2.5/4. It ended with a bit of unnecessary meanness (it actually would have been a lot more effective if his wife hadn't turned out to be a dude in a dress, but just some lady), but he did manage to get me to laugh pretty hard on a bit about Rasputin's penis.



Dear Uncle Wish edition.

This show was lovely to watch. The script could maybe have used one more edit to tighten it up here and there, but the heart really shone through. Great performances by all involved, from the accents and beyond.

3/4. I particularly enjoyed the circle of mail.



Interstellar Elder edition.

In a play almost completely without words, Ingrid Hansen gives a tour-de-force physical performance exploring what it could mean to be randomly(?) selected to be the sole caretaker of a ship carrying the cryogenically preserved remnants of the human race.

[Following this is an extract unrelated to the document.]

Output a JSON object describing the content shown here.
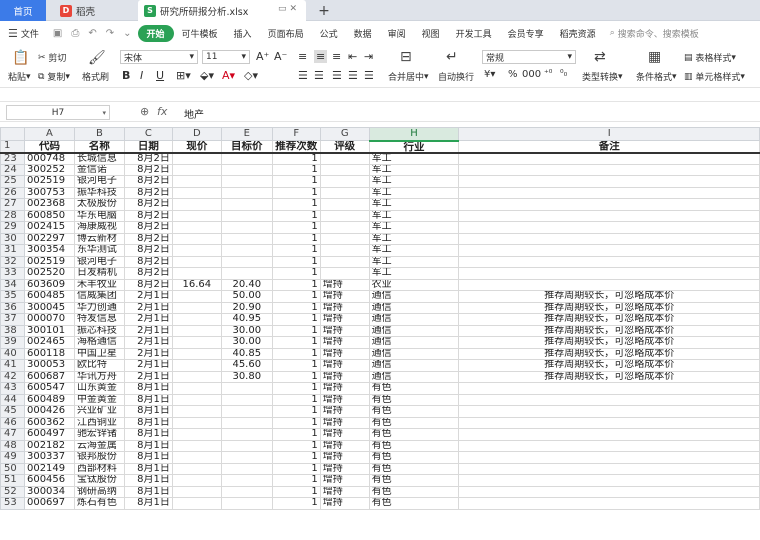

The loneliness, responsibility, and frustrations of such a task are all beautifully communicated. Hansen's gifted in dance, puppetry, and clown, and all are put to great use in making comedy out of a pretty bleak situation.

3.5/4. It really does have "one of the best endings in all of the Fringe" (Montréal Gazette)



I have seen 19 Fringe shows heading in to the halfway mark. If I follow through on my planned timetable, I'll be at 32 going in to the final weekend, and I could very well hit 40, but I feel like I'd probably just be running up the scoreboard at that point.